Who could pass up a stout brewed with graham cracker crumbs, chocolate and marshmallows?

Not me. 

Well, not me in my current post-vegan mode. In the vegan days, marshmallows were off limits. I won’t explain here. You can look it up.

Back to beer. The only thing missing from this one is the campfire smoke, and maybe a singing of “Kumbaya.”

I drove four hours roundtrip to buy a sixer of Short’s Brew S’More Stout (and some other stuff), the harrowing return trip in a blinding, fog-bound snowstorm.  

Despite the certain feeling of doom while driving blindly at 70 mph in the middle lane of Highway 41, in the here and now, with a snifter full of S’More Stout in front of me and a mid-February wind shrieking outside and making my windows rattle and moan, it somehow seems worth the awful near-death experience to buy this beer. 

Or maybe everything feels OK in hindsight as long as you survive to have another good beer.

Not that I’m a S’more fanatic. But I am interested in beers that attempt to replicate familiar flavors, so S’mores stout, hell yeah!
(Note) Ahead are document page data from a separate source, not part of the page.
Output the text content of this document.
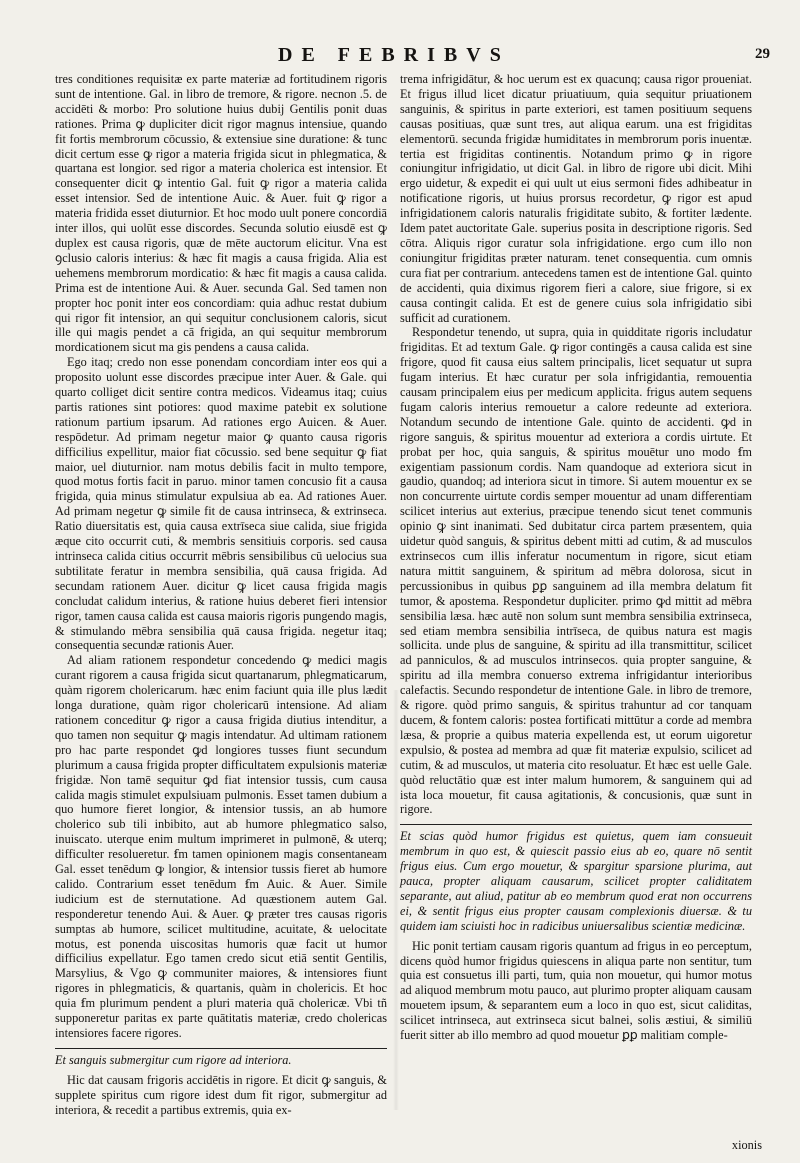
DE FEBRIBVS	29

tres conditiones requisitæ ex parte materiæ ad fortitudinem rigoris sunt de intentione. Gal. in libro de tremore, & rigore. necnon .5. de accidēti & morbo: Pro solutione huius dubij Gentilis ponit duas rationes. Prima ꝙ dupliciter dicit rigor magnus intensiue, quando fit fortis membrorum cōcussio, & extensiue sine duratione: & tunc dicit certum esse ꝙ rigor a materia frigida sicut in phlegmatica, & quartana est longior. sed rigor a materia cholerica est intensior. Et consequenter dicit ꝙ intentio Gal. fuit ꝙ rigor a materia calida esset intensior. Sed de intentione Auic. & Auer. fuit ꝙ rigor a materia fridida esset diuturnior. Et hoc modo uult ponere concordiā inter illos, qui uolūt esse discordes. Secunda solutio eiusdē est ꝙ duplex est causa rigoris, quæ de mēte auctorum elicitur. Vna est ꝯclusio caloris interius: & hæc fit magis a causa frigida. Alia est uehemens membrorum mordicatio: & hæc fit magis a causa calida. Prima est de intentione Aui. & Auer. secunda Gal. Sed tamen non propter hoc ponit inter eos concordiam: quia adhuc restat dubium qui rigor fit intensior, an qui sequitur conclusionem caloris, sicut ille qui magis pendet a cā frigida, an qui sequitur membrorum mordicationem sicut ma gis pendens a causa calida.

Ego itaq; credo non esse ponendam concordiam inter eos qui a proposito uolunt esse discordes præcipue inter Auer. & Gale. qui quarto colliget dicit sentire contra medicos. Videamus itaq; cuius partis rationes sint potiores: quod maxime patebit ex solutione rationum partium ipsarum. Ad rationes ergo Auicen. & Auer. respōdetur. Ad primam negetur maior ꝙ quanto causa rigoris difficilius expellitur, maior fiat cōcussio. sed bene sequitur ꝙ fiat maior, uel diuturnior. nam motus debilis facit in multo tempore, quod motus fortis facit in paruo. minor tamen concusio fit a causa frigida, quia minus stimulatur expulsiua ab ea. Ad rationes Auer. Ad primam negetur ꝙ simile fit de causa intrinseca, & extrinseca. Ratio diuersitatis est, quia causa extrīseca siue calida, siue frigida æque cito occurrit cuti, & membris sensitiuis corporis. sed causa intrinseca calida citius occurrit mēbris sensibilibus cū uelocius sua subtilitate feratur in membra sensibilia, quā causa frigida. Ad secundam rationem Auer. dicitur ꝙ licet causa frigida magis concludat calidum interius, & ratione huius deberet fieri intensior rigor, tamen causa calida est causa maioris rigoris pungendo magis, & stimulando mēbra sensibilia quā causa frigida. negetur itaq; consequentia secundæ rationis Auer.

Ad aliam rationem respondetur concedendo ꝙ medici magis curant rigorem a causa frigida sicut quartanarum, phlegmaticarum, quàm rigorem cholericarum. hæc enim faciunt quia ille plus lædit longa duratione, quàm rigor cholericarū intensione. Ad aliam rationem conceditur ꝙ rigor a causa frigida diutius intenditur, a quo tamen non sequitur ꝙ magis intendatur. Ad ultimam rationem pro hac parte respondet ꝙd longiores tusses fiunt secundum plurimum a causa frigida propter difficultatem expulsionis materiæ frigidæ. Non tamē sequitur ꝙd fiat intensior tussis, cum causa calida magis stimulet expulsiuam pulmonis. Esset tamen dubium a quo humore fieret longior, & intensior tussis, an ab humore cholerico sub tili inbibito, aut ab humore phlegmatico salso, inuiscato. uterque enim multum imprimeret in pulmonē, & uterq; difficulter resolueretur. ẜm tamen opinionem magis consentaneam Gal. esset tenēdum ꝙ longior, & intensior tussis fieret ab humore calido. Contrarium esset tenēdum ẜm Auic. & Auer. Simile iudicium est de sternutatione. Ad quæstionem autem Gal. responderetur tenendo Aui. & Auer. ꝙ præter tres causas rigoris sumptas ab humore, scilicet multitudine, acuitate, & uelocitate motus, est ponenda uiscositas humoris quæ facit ut humor difficilius expellatur. Ego tamen credo sicut etiā sentit Gentilis, Marsylius, & Vgo ꝙ communiter maiores, & intensiores fiunt rigores in phlegmaticis, & quartanis, quàm in cholericis. Et hoc quia ẜm plurimum pendent a pluri materia quā cholericæ. Vbi tñ supponeretur paritas ex parte quātitatis materiæ, credo cholericas intensiores facere rigores.

Et sanguis submergitur cum rigore ad interiora.

Hic dat causam frigoris accidētis in rigore. Et dicit ꝙ sanguis, & supplete spiritus cum rigore idest dum fit rigor, submergitur ad interiora, & recedit a partibus extremis, quia ex-

trema infrigidātur, & hoc uerum est ex quacunq; causa rigor proueniat. Et frigus illud licet dicatur priuatiuum, quia sequitur priuationem sanguinis, & spiritus in parte exteriori, est tamen positiuum sequens causas positiuas, quæ sunt tres, aut aliqua earum. una est frigiditas elementorū. secunda frigidæ humiditates in membrorum poris inuentæ. tertia est frigiditas continentis. Notandum primo ꝙ in rigore coniungitur infrigidatio, ut dicit Gal. in libro de rigore ubi dicit. Mihi ergo uidetur, & expedit ei qui uult ut eius sermoni fides adhibeatur in notificatione rigoris, ut huius prorsus recordetur, ꝙ rigor est apud infrigidationem caloris naturalis frigiditate subito, & fortiter lædente. Idem patet auctoritate Gale. superius posita in descriptione rigoris. Sed cōtra. Aliquis rigor curatur sola infrigidatione. ergo cum illo non coniungitur frigiditas præter naturam. tenet consequentia. cum omnis cura fiat per contrarium. antecedens tamen est de intentione Gal. quinto de accidenti, quia diximus rigorem fieri a calore, siue frigore, si ex causa contingit calida. Et est de genere cuius sola infrigidatio sibi sufficit ad curationem.

Respondetur tenendo, ut supra, quia in quidditate rigoris includatur frigiditas. Et ad textum Gale. ꝙ rigor contingēs a causa calida est sine frigore, quod fit causa eius saltem principalis, licet sequatur ut supra fugam interius. Et hæc curatur per sola infrigidantia, remouentia causam principalem eius per medicum applicita. frigus autem sequens fugam caloris interius remouetur a calore redeunte ad exteriora. Notandum secundo de intentione Gale. quinto de accidenti. ꝙd in rigore sanguis, & spiritus mouentur ad exteriora a cordis uirtute. Et probat per hoc, quia sanguis, & spiritus mouētur uno modo ẜm exigentiam passionum cordis. Nam quandoque ad exteriora sicut in gaudio, quandoq; ad interiora sicut in timore. Si autem mouentur ex se non concurrente uirtute cordis semper mouentur ad unam differentiam scilicet interius aut exterius, præcipue tenendo sicut tenet communis opinio ꝙ sint inanimati. Sed dubitatur circa partem præsentem, quia uidetur quòd sanguis, & spiritus debent mitti ad cutim, & ad musculos extrinsecos cum illis inferatur nocumentum in rigore, sicut etiam natura mittit sanguinem, & spiritum ad mēbra dolorosa, sicut in percussionibus in quibus ꝑꝑ sanguinem ad illa membra delatum fit tumor, & apostema. Respondetur dupliciter. primo ꝙd mittit ad mēbra sensibilia læsa. hæc autē non solum sunt membra sensibilia extrinseca, sed etiam membra sensibilia intrīseca, de quibus natura est magis sollicita. unde plus de sanguine, & spiritu ad illa transmittitur, scilicet ad panniculos, & ad musculos intrinsecos. quia propter sanguine, & spiritu ad illa membra conuerso extrema infrigidantur interioribus calefactis. Secundo respondetur de intentione Gale. in libro de tremore, & rigore. quòd primo sanguis, & spiritus trahuntur ad cor tanquam ducem, & fontem caloris: postea fortificati mittūtur a corde ad membra læsa, & proprie a quibus materia expellenda est, ut eorum uigoretur expulsio, & postea ad membra ad quæ fit materiæ expulsio, scilicet ad cutim, & ad musculos, ut materia cito resoluatur. Et hæc est uelle Gale. quòd reluctātio quæ est inter malum humorem, & sanguinem qui ad ista loca mouetur, fit causa agitationis, & concusionis, quæ sunt in rigore.

Et scias quòd humor frigidus est quietus, quem iam consueuit membrum in quo est, & quiescit passio eius ab eo, quare nō sentit frigus eius. Cum ergo mouetur, & spargitur sparsione plurima, aut pauca, propter aliquam causarum, scilicet propter caliditatem separante, aut aliud, patitur ab eo membrum quod erat non occurrens ei, & sentit frigus eius propter causam complexionis diuersæ. & tu quidem iam sciuisti hoc in radicibus uniuersalibus scientiæ medicinæ.

Hic ponit tertiam causam rigoris quantum ad frigus in eo perceptum, dicens quòd humor frigidus quiescens in aliqua parte non sentitur, tum quia est consuetus illi parti, tum, quia non mouetur, qui humor motus ad aliquod membrum motu pauco, aut plurimo propter aliquam causam mouetem ipsum, & separantem eum a loco in quo est, sicut caliditas, scilicet intrinseca, aut extrinseca sicut balnei, solis æstiui, & similiū fuerit sitter ab illo membro ad quod mouetur ꝑꝑ malitiam comple-

xionis
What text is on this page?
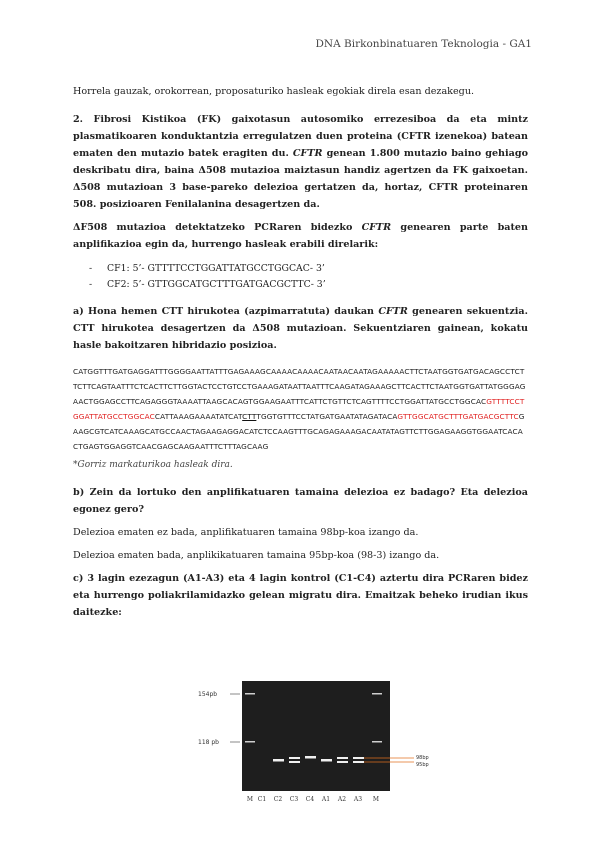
DNA Birkonbinatuaren Teknologia - GA1

Horrela gauzak, orokorrean, proposaturiko hasleak egokiak direla esan dezakegu.

2. Fibrosi Kistikoa (FK) gaixotasun autosomiko errezesiboa da eta mintz plasmatikoaren konduktantzia erregulatzen duen proteina (CFTR izenekoa) batean ematen den mutazio batek eragiten du. CFTR genean 1.800 mutazio baino gehiago deskribatu dira, baina Δ508 mutazioa maiztasun handiz agertzen da FK gaixoetan. Δ508 mutazioan 3 base-pareko delezioa gertatzen da, hortaz, CFTR proteinaren 508. posizioaren Fenilalanina desagertzen da.

ΔF508 mutazioa detektatzeko PCRaren bidezko CFTR genearen parte baten anplifikazioa egin da, hurrengo hasleak erabili direlarik:

- CF1: 5’- GTTTTCCTGGATTATGCCTGGCAC- 3’
- CF2: 5’- GTTGGCATGCTTTGATGACGCTTC- 3’

a) Hona hemen CTT hirukotea (azpimarratuta) daukan CFTR genearen sekuentzia. CTT hirukotea desagertzen da Δ508 mutazioan. Sekuentziaren gainean, kokatu hasle bakoitzaren hibridazio posizioa.

CATGGTTTGATGAGGATTTGGGGAATTATTTGAGAAAGCAAAACAAAACAATAACAATAGAAAAACTTCTAATGGTGATGACAGCCTCTTCTTCAGTAATTTCTCACTTCTTGGTACTCCTGTCCTGAAAGATAATTAATTTCAAGATAGAAAGCTTCACTTCTAATGGTGATTATGGGAGAACTGGAGCCTTCAGAGGGTAAAATTAAGCACAGTGGAAGAATTTCATTCTGTTCTCAGTTTTCCTGGATTATGCCTGGCACGTTTTCCTGGATTATGCCTGGCACCATTAAAGAAAATATCATCTTTGGTGTTTCCTATGATGAATATAGATACAGTTGGCATGCTTTGATGACGCTTCGAAGCGTCATCAAAGCATGCCAACTAGAAGAGGACATCTCCAAGTTTGCAGAGAAAGACAATATAGTTCTTGGAGAAGGTGGAATCACACTGAGTGGAGGTCAACGAGCAAGAATTTCTTTAGCAAG

*Gorriz markaturikoa hasleak dira.

b) Zein da lortuko den anplifikatuaren tamaina delezioa ez badago? Eta delezioa egonez gero?

Delezioa ematen ez bada, anplifikatuaren tamaina 98bp-koa izango da.

Delezioa ematen bada, anplikikatuaren tamaina 95bp-koa (98-3) izango da.

c) 3 lagin ezezagun (A1-A3) eta 4 lagin kontrol (C1-C4) aztertu dira PCRaren bidez eta hurrengo poliakrilamidazko gelean migratu dira. Emaitzak beheko irudian ikus daitezke:

154pb
118 pb
98bp
95bp
M C1 C2 C3 C4 A1 A2 A3 M
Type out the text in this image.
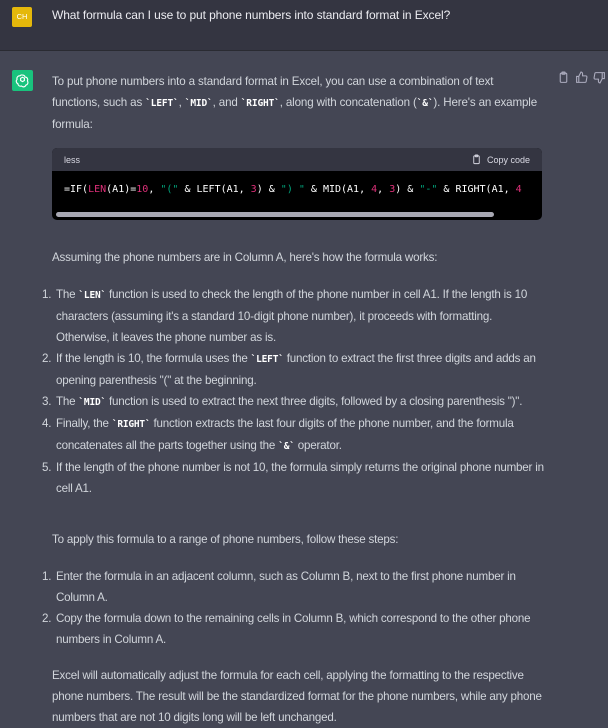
CH	What formula can I use to put phone numbers into standard format in Excel?

To put phone numbers into a standard format in Excel, you can use a combination of text functions, such as `LEFT`, `MID`, and `RIGHT`, along with concatenation (`&`). Here's an example formula:

less	Copy code
=IF(LEN(A1)=10, "(" & LEFT(A1, 3) & ") " & MID(A1, 4, 3) & "-" & RIGHT(A1, 4
Assuming the phone numbers are in Column A, here's how the formula works:
1. The `LEN` function is used to check the length of the phone number in cell A1. If the length is 10 characters (assuming it's a standard 10-digit phone number), it proceeds with formatting. Otherwise, it leaves the phone number as is.
2. If the length is 10, the formula uses the `LEFT` function to extract the first three digits and adds an opening parenthesis "(" at the beginning.
3. The `MID` function is used to extract the next three digits, followed by a closing parenthesis ")".
4. Finally, the `RIGHT` function extracts the last four digits of the phone number, and the formula concatenates all the parts together using the `&` operator.
5. If the length of the phone number is not 10, the formula simply returns the original phone number in cell A1.
To apply this formula to a range of phone numbers, follow these steps:
1. Enter the formula in an adjacent column, such as Column B, next to the first phone number in Column A.
2. Copy the formula down to the remaining cells in Column B, which correspond to the other phone numbers in Column A.
Excel will automatically adjust the formula for each cell, applying the formatting to the respective phone numbers. The result will be the standardized format for the phone numbers, while any phone numbers that are not 10 digits long will be left unchanged.
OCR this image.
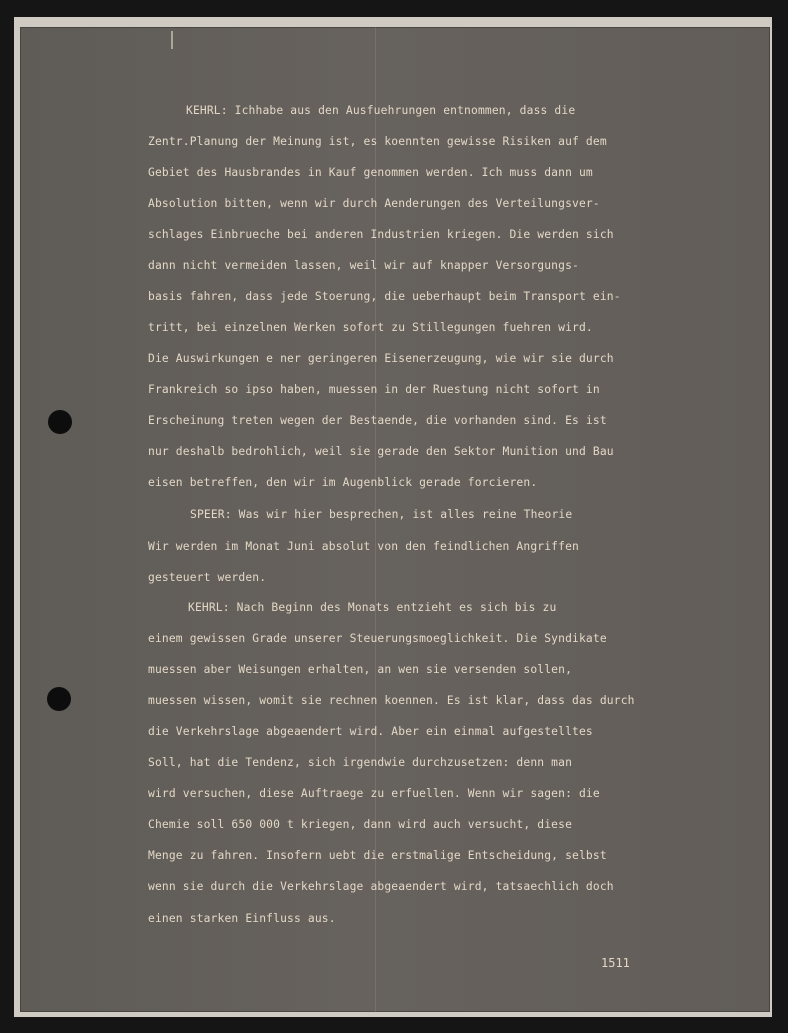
KEHRL: Ichhabe aus den Ausfuehrungen entnommen, dass die

Zentr.Planung der Meinung ist, es koennten gewisse Risiken auf dem

Gebiet des Hausbrandes in Kauf genommen werden. Ich muss dann um

Absolution bitten, wenn wir durch Aenderungen des Verteilungsver-

schlages Einbrueche bei anderen Industrien kriegen. Die werden sich

dann nicht vermeiden lassen, weil wir auf knapper Versorgungs-

basis fahren, dass jede Stoerung, die ueberhaupt beim Transport ein-

tritt, bei einzelnen Werken sofort zu Stillegungen fuehren wird.

Die Auswirkungen e ner geringeren Eisenerzeugung, wie wir sie durch

Frankreich so ipso haben, muessen in der Ruestung nicht sofort in

Erscheinung treten wegen der Bestaende, die vorhanden sind. Es ist

nur deshalb bedrohlich, weil sie gerade den Sektor Munition und Bau

eisen betreffen, den wir im Augenblick gerade forcieren.

SPEER: Was wir hier besprechen, ist alles reine Theorie

Wir werden im Monat Juni absolut von den feindlichen Angriffen

gesteuert werden.

KEHRL: Nach Beginn des Monats entzieht es sich bis zu

einem gewissen Grade unserer Steuerungsmoeglichkeit. Die Syndikate

muessen aber Weisungen erhalten, an wen sie versenden sollen,

muessen wissen, womit sie rechnen koennen. Es ist klar, dass das durch

die Verkehrslage abgeaendert wird. Aber ein einmal aufgestelltes

Soll, hat die Tendenz, sich irgendwie durchzusetzen: denn man

wird versuchen, diese Auftraege zu erfuellen. Wenn wir sagen: die

Chemie soll 650 000 t kriegen, dann wird auch versucht, diese

Menge zu fahren. Insofern uebt die erstmalige Entscheidung, selbst

wenn sie durch die Verkehrslage abgeaendert wird, tatsaechlich doch

einen starken Einfluss aus.

1511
If you relax and allow this beer to work its magic, the graham crackers are the first to reveal themselves. Chocolate is next. Marshmallow is a more elusive element, but if you don’t have a taste for horse hide and hoof (AKA collagen), maybe that’s OK.

After all, what is marshmallow but gelatinized sugar? Another name for gelatin is collagen, which comes from sources you don’t want to know. See above.

So, despite not getting the full S’more effect, this is a delicious, incredible stout that I would be happy to drink every day. 

And here’s something else I wouldn’t mind having daily access to – a dessert merlot from Bulgaria.

It’s from a winery called DiVes.

Have you have eaten jam with a spoon? I have. This comes on like a big spoonful of berry jam, a mix of raspberry and blackberry, with a black currant finish.

It’s billed as a sweet wine, but sweet-tart is more in line with its reality, which is a beautiful thing. I also picked this up on my four-hour drive, and now that the slender bottle is empty, I wish I had purchased an entire case of this lovely Bulgarian wine.